Jul. 15—MANKATO — The National Suicide Prevention Lifeline will shift Saturday to a simpler, 988 phone number, giving mental health advocates hope that more people will remember what number to call or text during a crisis.
The free 24/7 help line's number has been 1-800-273-8255 since 2005. People experiencing a crisis can still call the 10-digit number after July 16 to connect to counselors trained to listen, provide support and connect the caller to local resources if needed.
It just won't be as convenient as dialing or texting 988, which is the point of switching to the three-digit code.
"When you're in crisis, you need that help instantaneously," said Beth Tietz of the Yellow Ribbon Suicide Prevention Program in Mankato. "You don't want to be fumbling around trying to remember the number."
Yellow Ribbon's programs include public education on depression symptoms, the warning signs for suicide and normalizing asking for help during mental health crises. They encourage use of the national help line.
Making the number much simpler is a fantastic change, said Jeanne Reed of Brown County's Yellow Ribbon program. Board members re-established the organization in April after being on hold for several years — a Sept. 17 awareness and prevention event is planned at New Ulm's German Park.
"It's very hard to remember a 1-800 number, so having that really easy is kind of like 911," she said. "No one forgets about that."
Calling 911 is still an option for people in mental health distress. Shifting to 988 for suicide prevention services merely adds a more specific resource for them.
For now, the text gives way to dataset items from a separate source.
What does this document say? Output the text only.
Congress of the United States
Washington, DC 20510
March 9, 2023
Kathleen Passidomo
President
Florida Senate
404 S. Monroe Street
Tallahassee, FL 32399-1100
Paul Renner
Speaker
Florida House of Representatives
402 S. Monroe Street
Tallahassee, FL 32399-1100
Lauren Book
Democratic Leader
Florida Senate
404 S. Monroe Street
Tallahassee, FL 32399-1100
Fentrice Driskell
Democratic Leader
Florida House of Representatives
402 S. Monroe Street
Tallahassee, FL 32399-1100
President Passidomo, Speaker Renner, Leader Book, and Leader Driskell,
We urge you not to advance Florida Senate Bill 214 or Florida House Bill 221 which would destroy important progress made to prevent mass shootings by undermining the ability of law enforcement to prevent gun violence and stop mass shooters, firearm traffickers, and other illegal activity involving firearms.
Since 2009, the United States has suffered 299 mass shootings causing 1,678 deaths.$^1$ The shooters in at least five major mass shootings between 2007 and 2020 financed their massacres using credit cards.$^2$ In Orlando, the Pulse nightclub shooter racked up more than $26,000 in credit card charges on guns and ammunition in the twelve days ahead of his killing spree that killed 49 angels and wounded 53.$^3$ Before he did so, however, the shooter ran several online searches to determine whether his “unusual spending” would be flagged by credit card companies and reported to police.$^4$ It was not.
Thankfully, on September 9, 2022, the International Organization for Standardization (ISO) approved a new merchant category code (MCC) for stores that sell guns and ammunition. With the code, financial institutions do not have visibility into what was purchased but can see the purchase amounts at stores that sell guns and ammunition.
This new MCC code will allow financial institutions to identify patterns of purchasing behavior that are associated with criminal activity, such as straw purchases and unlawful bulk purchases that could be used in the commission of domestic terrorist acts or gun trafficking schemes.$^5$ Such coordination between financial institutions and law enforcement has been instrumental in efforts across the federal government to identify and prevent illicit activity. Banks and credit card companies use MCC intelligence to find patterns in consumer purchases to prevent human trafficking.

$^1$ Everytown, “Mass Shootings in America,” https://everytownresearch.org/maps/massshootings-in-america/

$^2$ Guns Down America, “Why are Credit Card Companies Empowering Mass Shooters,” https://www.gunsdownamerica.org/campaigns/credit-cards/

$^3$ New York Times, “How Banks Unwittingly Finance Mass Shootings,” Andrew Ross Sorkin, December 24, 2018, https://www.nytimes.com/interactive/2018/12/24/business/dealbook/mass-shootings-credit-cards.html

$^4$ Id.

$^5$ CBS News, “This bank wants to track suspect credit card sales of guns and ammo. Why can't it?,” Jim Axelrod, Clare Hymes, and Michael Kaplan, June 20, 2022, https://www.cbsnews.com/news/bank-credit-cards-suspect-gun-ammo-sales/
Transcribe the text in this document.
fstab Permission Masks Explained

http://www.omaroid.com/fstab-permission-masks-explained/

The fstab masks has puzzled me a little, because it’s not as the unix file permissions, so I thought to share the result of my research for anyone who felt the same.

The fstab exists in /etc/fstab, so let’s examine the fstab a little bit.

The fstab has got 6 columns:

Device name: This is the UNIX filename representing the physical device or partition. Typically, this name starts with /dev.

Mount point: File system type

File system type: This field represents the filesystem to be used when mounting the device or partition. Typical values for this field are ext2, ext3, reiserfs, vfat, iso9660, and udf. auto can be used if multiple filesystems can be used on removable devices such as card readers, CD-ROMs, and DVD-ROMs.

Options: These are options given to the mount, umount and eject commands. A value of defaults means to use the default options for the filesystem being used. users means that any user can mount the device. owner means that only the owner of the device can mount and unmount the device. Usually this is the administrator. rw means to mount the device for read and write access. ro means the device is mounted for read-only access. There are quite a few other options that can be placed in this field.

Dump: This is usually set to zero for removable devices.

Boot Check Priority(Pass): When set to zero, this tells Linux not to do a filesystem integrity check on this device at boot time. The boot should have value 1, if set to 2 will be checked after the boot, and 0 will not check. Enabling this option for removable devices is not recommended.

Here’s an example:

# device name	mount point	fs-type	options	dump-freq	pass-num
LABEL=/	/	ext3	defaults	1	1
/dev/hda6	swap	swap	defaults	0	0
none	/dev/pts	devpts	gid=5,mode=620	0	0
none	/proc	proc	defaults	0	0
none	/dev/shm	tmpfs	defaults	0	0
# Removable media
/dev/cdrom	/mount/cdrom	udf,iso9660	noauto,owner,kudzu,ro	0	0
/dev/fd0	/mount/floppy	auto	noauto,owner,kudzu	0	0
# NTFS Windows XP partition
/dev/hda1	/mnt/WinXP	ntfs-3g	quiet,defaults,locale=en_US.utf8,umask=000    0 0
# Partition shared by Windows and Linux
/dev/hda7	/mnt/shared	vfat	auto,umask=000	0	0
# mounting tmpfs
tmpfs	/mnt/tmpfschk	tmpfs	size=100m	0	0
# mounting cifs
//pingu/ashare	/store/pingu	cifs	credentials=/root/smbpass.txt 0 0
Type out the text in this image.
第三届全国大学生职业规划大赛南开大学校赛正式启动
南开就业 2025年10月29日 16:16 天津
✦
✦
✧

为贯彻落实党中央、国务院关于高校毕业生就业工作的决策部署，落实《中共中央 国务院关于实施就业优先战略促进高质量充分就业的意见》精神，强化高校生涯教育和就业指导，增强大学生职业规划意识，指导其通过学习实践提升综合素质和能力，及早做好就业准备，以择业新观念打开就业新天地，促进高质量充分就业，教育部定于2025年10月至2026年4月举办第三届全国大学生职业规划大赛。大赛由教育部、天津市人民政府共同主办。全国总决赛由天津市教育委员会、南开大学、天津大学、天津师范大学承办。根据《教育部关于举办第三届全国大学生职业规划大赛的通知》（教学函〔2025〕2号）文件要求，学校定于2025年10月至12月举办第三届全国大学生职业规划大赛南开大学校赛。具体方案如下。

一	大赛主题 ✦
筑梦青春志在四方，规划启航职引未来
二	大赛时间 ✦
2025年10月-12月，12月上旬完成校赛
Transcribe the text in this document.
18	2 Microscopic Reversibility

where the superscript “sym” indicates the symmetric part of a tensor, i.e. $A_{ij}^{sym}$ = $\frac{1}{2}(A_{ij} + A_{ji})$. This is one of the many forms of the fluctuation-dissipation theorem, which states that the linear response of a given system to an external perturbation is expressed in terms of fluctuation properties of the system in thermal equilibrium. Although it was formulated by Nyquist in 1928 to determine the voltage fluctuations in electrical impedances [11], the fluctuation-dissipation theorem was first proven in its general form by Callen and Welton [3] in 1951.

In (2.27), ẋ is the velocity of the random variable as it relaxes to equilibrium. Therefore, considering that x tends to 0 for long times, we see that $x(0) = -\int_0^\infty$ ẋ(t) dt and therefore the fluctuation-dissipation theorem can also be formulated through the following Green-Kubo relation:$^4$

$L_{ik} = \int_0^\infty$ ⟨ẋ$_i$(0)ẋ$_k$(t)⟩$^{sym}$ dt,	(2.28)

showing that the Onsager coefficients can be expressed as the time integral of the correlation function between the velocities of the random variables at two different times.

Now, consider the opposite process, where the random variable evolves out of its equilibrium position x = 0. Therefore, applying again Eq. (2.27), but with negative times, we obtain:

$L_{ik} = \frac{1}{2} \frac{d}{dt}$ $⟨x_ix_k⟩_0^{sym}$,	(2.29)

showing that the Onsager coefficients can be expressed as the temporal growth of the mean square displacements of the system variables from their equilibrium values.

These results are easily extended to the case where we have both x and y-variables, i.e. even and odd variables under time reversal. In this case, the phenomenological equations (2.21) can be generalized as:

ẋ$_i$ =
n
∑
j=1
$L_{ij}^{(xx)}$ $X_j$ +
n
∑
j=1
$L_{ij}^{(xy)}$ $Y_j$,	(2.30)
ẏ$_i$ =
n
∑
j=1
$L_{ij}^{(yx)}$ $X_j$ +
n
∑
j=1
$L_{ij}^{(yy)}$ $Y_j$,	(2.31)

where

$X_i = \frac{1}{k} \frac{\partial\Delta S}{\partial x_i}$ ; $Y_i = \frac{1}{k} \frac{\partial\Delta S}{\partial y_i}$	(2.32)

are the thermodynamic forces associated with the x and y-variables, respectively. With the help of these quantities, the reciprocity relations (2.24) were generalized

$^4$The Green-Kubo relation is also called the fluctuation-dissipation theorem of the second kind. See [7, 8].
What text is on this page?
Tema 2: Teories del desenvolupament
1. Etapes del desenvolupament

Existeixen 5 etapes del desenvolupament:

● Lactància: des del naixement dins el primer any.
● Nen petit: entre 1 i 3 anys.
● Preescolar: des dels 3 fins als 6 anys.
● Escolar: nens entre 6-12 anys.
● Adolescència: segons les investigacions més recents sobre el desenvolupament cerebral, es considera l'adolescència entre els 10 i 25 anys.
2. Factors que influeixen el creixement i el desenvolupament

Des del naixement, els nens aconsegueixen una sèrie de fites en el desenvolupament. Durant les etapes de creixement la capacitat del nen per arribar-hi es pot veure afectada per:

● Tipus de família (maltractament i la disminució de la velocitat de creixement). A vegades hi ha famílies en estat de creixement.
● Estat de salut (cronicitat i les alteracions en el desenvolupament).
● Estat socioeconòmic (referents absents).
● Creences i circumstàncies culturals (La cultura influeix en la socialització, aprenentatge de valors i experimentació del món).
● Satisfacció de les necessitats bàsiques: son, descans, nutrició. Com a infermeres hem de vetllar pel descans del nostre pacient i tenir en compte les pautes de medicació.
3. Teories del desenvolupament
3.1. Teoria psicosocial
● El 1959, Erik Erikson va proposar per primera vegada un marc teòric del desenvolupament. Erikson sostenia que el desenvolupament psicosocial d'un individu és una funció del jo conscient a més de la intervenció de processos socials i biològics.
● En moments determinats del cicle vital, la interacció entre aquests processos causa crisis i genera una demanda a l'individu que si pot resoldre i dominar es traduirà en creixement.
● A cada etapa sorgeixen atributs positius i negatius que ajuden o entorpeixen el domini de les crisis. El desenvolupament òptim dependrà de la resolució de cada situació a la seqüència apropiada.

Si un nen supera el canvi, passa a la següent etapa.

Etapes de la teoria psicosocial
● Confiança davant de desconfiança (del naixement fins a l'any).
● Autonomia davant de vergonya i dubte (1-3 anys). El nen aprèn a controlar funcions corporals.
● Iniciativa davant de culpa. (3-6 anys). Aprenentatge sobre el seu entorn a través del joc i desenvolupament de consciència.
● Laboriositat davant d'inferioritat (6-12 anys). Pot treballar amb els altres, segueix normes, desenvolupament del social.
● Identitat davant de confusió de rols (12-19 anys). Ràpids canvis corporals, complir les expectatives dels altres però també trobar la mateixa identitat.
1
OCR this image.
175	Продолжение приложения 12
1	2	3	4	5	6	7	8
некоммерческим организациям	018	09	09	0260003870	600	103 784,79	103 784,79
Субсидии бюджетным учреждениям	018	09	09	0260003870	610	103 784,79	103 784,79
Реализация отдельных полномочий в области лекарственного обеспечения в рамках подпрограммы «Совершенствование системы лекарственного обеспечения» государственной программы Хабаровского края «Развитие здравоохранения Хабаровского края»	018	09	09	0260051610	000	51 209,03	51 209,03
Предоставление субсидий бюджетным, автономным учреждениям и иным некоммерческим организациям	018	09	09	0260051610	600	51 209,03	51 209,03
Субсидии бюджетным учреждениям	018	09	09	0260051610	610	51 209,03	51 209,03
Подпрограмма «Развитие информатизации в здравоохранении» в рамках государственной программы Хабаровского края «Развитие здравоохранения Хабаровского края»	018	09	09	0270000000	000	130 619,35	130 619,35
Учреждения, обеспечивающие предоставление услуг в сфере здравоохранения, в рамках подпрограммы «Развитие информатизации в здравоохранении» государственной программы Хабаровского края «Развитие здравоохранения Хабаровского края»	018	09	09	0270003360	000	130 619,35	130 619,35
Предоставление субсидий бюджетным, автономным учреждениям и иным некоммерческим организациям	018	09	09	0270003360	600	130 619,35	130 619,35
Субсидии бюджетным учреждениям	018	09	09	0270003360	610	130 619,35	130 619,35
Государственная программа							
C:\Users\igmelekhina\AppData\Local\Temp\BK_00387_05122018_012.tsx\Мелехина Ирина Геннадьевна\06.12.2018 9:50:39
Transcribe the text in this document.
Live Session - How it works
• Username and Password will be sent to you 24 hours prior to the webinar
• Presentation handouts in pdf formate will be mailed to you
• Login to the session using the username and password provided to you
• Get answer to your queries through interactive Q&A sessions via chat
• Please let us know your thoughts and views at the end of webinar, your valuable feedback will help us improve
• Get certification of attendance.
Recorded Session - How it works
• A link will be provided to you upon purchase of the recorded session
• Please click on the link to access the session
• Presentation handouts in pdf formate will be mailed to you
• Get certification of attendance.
Having a more memorable number is likely to increase the number of calls to the service, according to the line's federal and nonprofit operators. With rising call numbers come rising concerns about already stretched call centers being able to meet the needs.
Minnesota's in-state answer rate was 76% between January and May, according to meeting notes from the Minnesota Department of Health's quarterly update on June 14. The federal Substance Abuse and Mental Health Services Administration, or SAMHSA, set a goal for states to reach 90% answer rates for 988 calls, texts or chats.
Between the 76% in-state answer rate from the 10-digit number and a 25% to 30% anticipated increase in calls to 988, reaching the 90% goal will be challenging, said Sue Abderholden, executive director of the National Alliance on Mental Illness, or NAMI, in Minnesota.
"Since we struggled to meet 100% of them already, we do know that when the calls get routed somewhere else there's a further delay," she said.
The more calls answered by counselors outside of Minnesota, the less connection to resources within the state.
The four crisis call centers tasked with handling 988 calls within Minnesota already cover wide geographic areas. Blue Earth, Nicollet and Brown counties actually fall within the region covered by the Greater Twin Cities United Way, which also includes Hennepin and Ramsey counties and 10 others either near the Twin Cities or in south-central Minnesota.
Despite an anticipated increase in calls, the Minnesota Legislature didn't pass additional funding for 988 call centers in the health department's omnibus supplement budget bill before the session petered out in May.
Funding would've allowed for expanded staffing at call centers, Abderholden said. NAMI will again lobby lawmakers to pass more funding to support the program next session.
"We'll be back," she said. "I know the health department will as well to try get more of that money so we can actually keep more of the calls in Minnesota."
As it stands, the health department has $1.3 million for the 988 program from the state's general fund and $922,000 from a SAMHSA federal grant. The National Suicide Prevention Lifeline reportedly projected Minnesota to need $7.3 million to fully support 988 operations in the first year after the transition.
In Brown County, the Yellow Ribbon program's philosophy is it's OK to ask for help, said Reed, who co-chairs the group with Jessica Fischer Hoffmann.
And a greater number of people asking for help would require more trained people to answer their calls — as well as support services for the counselors given the difficulty of their jobs.
"Hopefully if that does happen we can find more funding to promote people to work for these call centers," Reed said.
Minnesota has at least one important leg up on some states as the switch to 988 looms.
If 988 counselors identify that someone needs immediate help on a call, they can contact mobile crisis teams to respond. Horizon Home's South Central Crisis Center has mobile teams covering Blue Earth, Nicollet and Brown counties and seven other area counties.
Some states are essentially having to build mobile crisis teams from the ground up while facing an increase of calls to 988. Whereas Minnesota has mobile crisis teams covering every county already, Abderholden said, so whatever counselor a caller reaches through 988 in Minnesota should be able to connect them to existing mobile crisis services.